According to the UCCJEA, the state that issued the original order loses its exclusive continuing jurisdiction to modify the order when one of two things happen: (1) the child or his parents no longer live in the state that issued the order, or (2) the state loses its “significant connection” jurisdiction. The initial state loses significant connection jurisdiction when circumstances suggest the child has no “home state”.
Does the UCCJEA Apply to International Cases?
The UCCJEA does apply to international cases. The Act recognizes and enforces decrees of “other nations”, and says that a foreign country is to be treated as if it were a US state in vesting the Act’s jurisdiction. It also requires that prior custody decrees made by foreign courts be recognized and upheld. The only restriction provided by the Act in regard to international cases is that a court need not apply its jurisdictional provisions “if the child custody law of a foreign country violates fundamental principles of human rights.”
For example: Pierre (from France) and Ellen (from New York) marry and have a child in France. They eventually divorce in France, their habitual residence. The French court awards primary custody to Ellen and access rights to Pierre. Ellen (with the court’s permission) moves back to New York with the child. She later seeks to modify Pierre’s visitation rights by bringing suit in a U.S. court. If Ellen brought suit in a state that has adopted the UCCJEA (any but Massachusetts), the court would have to decline jurisdiction in favor of the French court. Therefore, any request for restriction of Pierre’s access rights would necessarily have to be heard in France.
What about Massachusetts?
Today, Massachusetts is the only United States jurisdiction that has yet to adopt the UCCJEA. This might not mean much when it comes to the original issuance of custody and support orders, but it does isolate Massachusetts from the rest of the country — and the world, really — when children move across state borders and parents seeks to modify existing custody orders.
Massachusetts currently relies on the Massachusetts Child Custody Jurisdiction Act (MCCJA), the Massachusetts Uniform Interstate Family Support Act (UIFSA), and the Federal Parental Kidnapping Prevention Act (PKPA). Under these laws, Massachusetts employs similar mechanisms to the UCCJEA. As long as Massachusetts is a child’s home state at the time of filing, Massachusetts can exercise jurisdiction over the child’s case. “Home state” is defined across the board as the state in which the child has lived for six months just prior to filing. Massachusetts can also exercise limited, temporary emergency jurisdiction in cases of child endangerment.

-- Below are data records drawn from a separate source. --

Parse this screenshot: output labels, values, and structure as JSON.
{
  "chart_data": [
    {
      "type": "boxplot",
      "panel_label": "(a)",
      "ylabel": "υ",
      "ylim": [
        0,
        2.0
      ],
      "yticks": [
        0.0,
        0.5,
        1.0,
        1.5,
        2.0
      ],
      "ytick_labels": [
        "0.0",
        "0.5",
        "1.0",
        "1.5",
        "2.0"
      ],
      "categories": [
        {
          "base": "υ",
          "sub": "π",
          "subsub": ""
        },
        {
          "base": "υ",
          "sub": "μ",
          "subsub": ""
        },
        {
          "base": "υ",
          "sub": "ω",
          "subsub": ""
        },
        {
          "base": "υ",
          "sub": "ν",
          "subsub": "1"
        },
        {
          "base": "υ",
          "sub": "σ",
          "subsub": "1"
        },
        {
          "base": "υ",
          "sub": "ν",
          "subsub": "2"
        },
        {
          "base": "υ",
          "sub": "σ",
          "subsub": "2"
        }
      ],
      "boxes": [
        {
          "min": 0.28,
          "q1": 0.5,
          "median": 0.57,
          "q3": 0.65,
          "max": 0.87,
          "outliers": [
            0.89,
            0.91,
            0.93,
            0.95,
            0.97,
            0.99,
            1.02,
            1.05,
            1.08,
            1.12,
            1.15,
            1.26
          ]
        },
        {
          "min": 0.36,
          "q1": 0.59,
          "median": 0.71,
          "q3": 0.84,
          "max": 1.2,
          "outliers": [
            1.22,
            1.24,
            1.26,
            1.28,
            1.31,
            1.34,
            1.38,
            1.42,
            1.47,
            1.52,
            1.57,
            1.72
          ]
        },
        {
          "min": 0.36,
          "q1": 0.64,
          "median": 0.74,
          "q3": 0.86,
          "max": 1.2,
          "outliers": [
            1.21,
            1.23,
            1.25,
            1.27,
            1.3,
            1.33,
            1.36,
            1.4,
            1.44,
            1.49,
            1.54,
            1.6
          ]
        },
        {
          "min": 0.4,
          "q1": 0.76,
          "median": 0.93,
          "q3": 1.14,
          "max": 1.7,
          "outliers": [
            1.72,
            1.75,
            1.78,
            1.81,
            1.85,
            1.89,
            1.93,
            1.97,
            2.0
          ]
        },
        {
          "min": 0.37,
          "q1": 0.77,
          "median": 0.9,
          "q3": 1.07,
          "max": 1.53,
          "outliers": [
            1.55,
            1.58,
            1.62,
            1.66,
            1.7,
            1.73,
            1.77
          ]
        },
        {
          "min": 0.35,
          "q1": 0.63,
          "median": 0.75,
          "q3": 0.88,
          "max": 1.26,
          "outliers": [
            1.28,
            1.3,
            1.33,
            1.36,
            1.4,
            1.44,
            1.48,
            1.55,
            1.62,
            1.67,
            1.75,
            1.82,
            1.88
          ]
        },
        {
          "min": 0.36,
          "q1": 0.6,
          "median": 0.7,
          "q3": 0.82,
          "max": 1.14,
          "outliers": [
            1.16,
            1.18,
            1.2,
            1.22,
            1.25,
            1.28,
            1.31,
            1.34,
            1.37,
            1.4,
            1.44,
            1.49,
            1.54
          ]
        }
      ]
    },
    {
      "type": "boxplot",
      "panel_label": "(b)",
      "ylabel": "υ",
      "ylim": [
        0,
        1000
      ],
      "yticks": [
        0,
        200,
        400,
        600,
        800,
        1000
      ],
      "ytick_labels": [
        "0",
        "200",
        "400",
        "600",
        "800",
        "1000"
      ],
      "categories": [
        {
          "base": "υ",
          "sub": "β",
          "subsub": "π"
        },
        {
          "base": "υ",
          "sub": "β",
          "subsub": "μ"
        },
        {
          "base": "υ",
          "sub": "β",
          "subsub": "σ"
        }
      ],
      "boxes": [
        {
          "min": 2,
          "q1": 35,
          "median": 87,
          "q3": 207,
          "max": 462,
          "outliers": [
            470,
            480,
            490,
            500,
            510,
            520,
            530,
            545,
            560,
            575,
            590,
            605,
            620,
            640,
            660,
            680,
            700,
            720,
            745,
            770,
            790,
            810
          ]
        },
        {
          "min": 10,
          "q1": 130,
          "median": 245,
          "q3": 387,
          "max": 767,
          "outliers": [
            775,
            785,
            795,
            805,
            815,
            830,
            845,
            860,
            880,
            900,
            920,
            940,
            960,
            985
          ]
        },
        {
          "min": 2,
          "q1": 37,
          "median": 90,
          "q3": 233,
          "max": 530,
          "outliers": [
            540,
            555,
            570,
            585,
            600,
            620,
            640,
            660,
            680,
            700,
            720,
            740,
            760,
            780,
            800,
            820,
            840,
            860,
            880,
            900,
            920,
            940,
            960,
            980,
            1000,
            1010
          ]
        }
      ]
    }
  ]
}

Despite similarities between Massachusetts law and the UCCJEA, things get fuzzy when a child is moved from or to Massachusetts. The UCCJEA permits the initiating court to retain exclusive, continuing jurisdiction over a child’s case ever after he/she has found a new home state. All other courts are prevented from ordering modifications. In Massachusetts, however, the MCCJA automatically surrenders its jurisdiction over custody issues once a child establishes a new home state. The MCCJA specifically bars Massachusetts courts from retaining jurisdiction in these cases. Sometimes, the confusion forces parties to litigate two separate cases in a complex custody dispute, which is emotionally and financially draining, needlessly wasteful, and time consuming. Clients and lawyers alike suffer from Massachusetts’ outlier status.
The jurisdictional conundrums of the interstate child could be solved if Massachusetts conforms to the law as it exists in the rest of the country. Endorsement of the UCCJEA has been on the radar of the Massachusetts State Senate, and currently awaits enactment by the House.